Nesse momento em que diversas iniciativas e propostas, no mínimo, polêmicas têm sido defendidas e colocadas em prática no País, a sociedade precisa se unir e se concentrar para defender o que existe e funciona, mesmo que aquém do necessário.
Na área de Educação, em 2020, entre tantas outras questões, será preciso focar no Fundo de Manutenção e Desenvolvimento da Educação Básica e de Valorização dos Profissionais da Educação (Fundeb), principal instrumento de financiamento da educação básica no País. Tramitam no Congresso Nacional vários projetos sobre o Fundo, mas, por enquanto, o certo é que ele tem data para acabar: 31 de dezembro de 2020.
Criado em 2006, o Fundeb substituiu o Fundef (Fundo de Manutenção e Desenvolvimento do Ensino Fundamental e de Valorização do Magistério), que vigorou de 1997 a 2006. É constituído por parte dos tributos coletados em todas as unidades da Federação (26 Estados e o DF). A União acrescenta ainda 10% ao total reunido, toda vez que o valor médio ponderado por aluno ou o custo-estudante/ano é inferior ao valor anual mínimo definido nacionalmente.

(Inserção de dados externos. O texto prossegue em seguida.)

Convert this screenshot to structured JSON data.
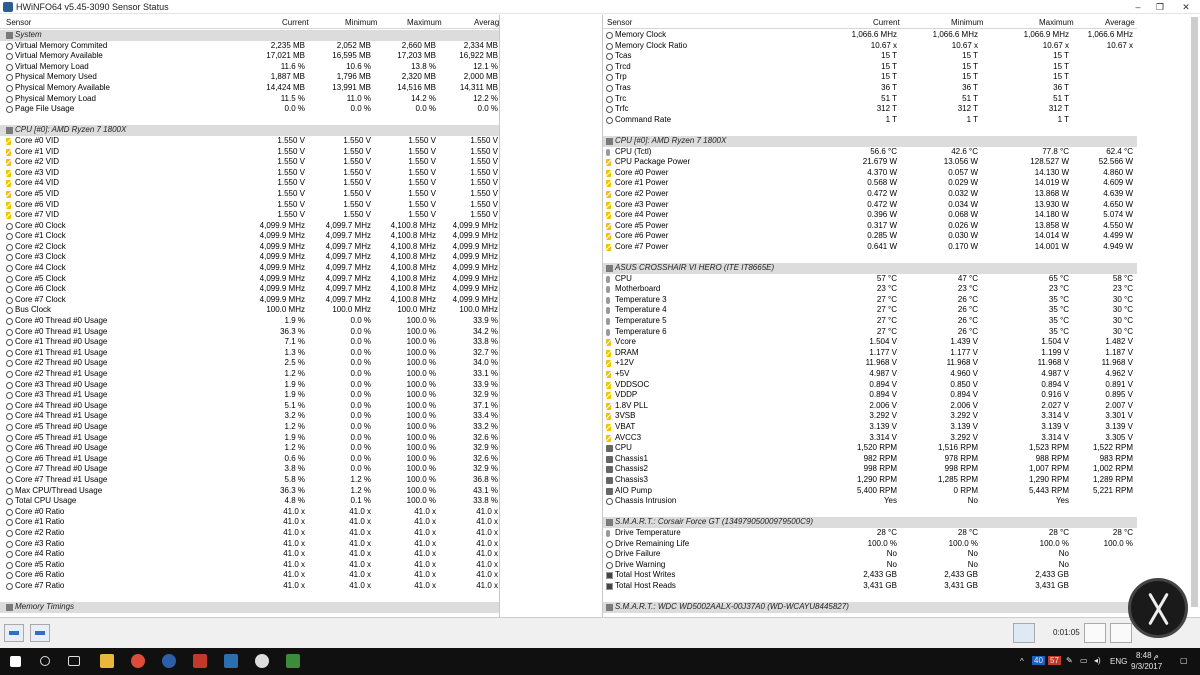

Os recursos são repassados para todas as modalidades de educação básica (creche, pré-escola, ensino fundamental e ensino médio; ensino indígena e quilombola; ensino de jovens e adultos; educação especial; e vagas em creches conveniadas com os municípios), de acordo com o número de matrículas nos Estados e outros critérios que levam em conta, por exemplo, se as escolas são rurais ou de período integral. Anualmente, é realizado um censo para verificar e atualizar as informações sobre as escolas.
Os valores só podem ser usados para pagamento de salários de professores, diretores, orientadores pedagógicos e outros funcionários. Também cabe o uso para formação continuada de professores, transporte escolar, construção e manutenção de prédios escolares e compra de equipamentos e materiais didáticos.
Nota Técnica recentemente divulgada pelo Dieese analisou 5.198 cidades, que representam cerca de 93% do total de municípios no País e concentram 97% das matrículas da rede municipal da educação básica, mostrando o que aconteceria se o Fundeb acabasse hoje. Segundo o trabalho, mais de 3.700 municípios teriam os investimentos em educação básica reduzidos e 20,7 milhões de estudantes em escolas municipais seriam prejudicados (94% dos alunos das escolas municipais examinadas). O Nordeste seria a região mais afetada, pois 98% dos municípios perderiam recursos. No Norte, 93% das cidades também deixariam de receber investimentos, seguido pela região Centro-Oeste (57%), Sudeste (56%) e Sul (50%).
Dos cerca de R$ 160 bilhões aplicados em educação pelos municípios brasileiros em 2018, R$ 89 bilhões, ou seja, 56% foram de recursos do Fundeb. Está em jogo, portanto, a garantia de mais da metade do (pouco) que se investe em educação hoje nas redes municipais.
Nos debates no Congresso, há vários tipos de propostas: aumento da participação do governo federal no Fundo; transformação do Fundeb em política permanente, incluída na Constituição; permissão para que estados e municípios convertam parte dos recursos para financiar o ensino público em instituições privadas, entre outras.
A sociedade precisa compreender o que é o Fundo e a importância que ele tem para a educação brasileira. Ao conseguir transformar o Fundeb em um instrumento permanente, o Brasil pode continuar no processo de melhoria do ensino. Caso ele seja extinto, o que virá é a desestruturação da educação básica no País.
Muita gente aposta que o Fundo não chegará ao fim, ainda que passe por muitas mudanças, mas a realidade tem mostrado que este momento é de queda de investimento, redução da responsabilidade do Estado e desmonte geral. Reforma trabalhista, reforma da Previdência, fim da política de valorização do salário mínimo, entre outras medidas, são a prova disso.
A educação é um direito fundamental da sociedade. A Lei de Diretrizes e Bases para a Educação Nacional (LDB) afirma que “é direito de todo ser humano o acesso à educação básica”. A premissa é que a educação tem caráter essencial no desenvolvimento do cidadão e, por consequência, da nação. O indivíduo com nível educacional mais alto consegue se adaptar às inovações tecnológicas do trabalho e ter participação mais ativa na vida política, estando mais apto a reconhecer os direitos e deveres da vida democrática.
É dever do Estado brasileiro garantir educação básica, pública e de qualidade a todos os cidadãos, de modo a estimular o desenvolvimento do País. Para isso, é importante garantir o investimento necessário, não só preservando os mecanismos atuais, como o Fundeb, mas ampliando-os.
Fausto Augusto Junior é cientista social e diretor técnico do Dieese.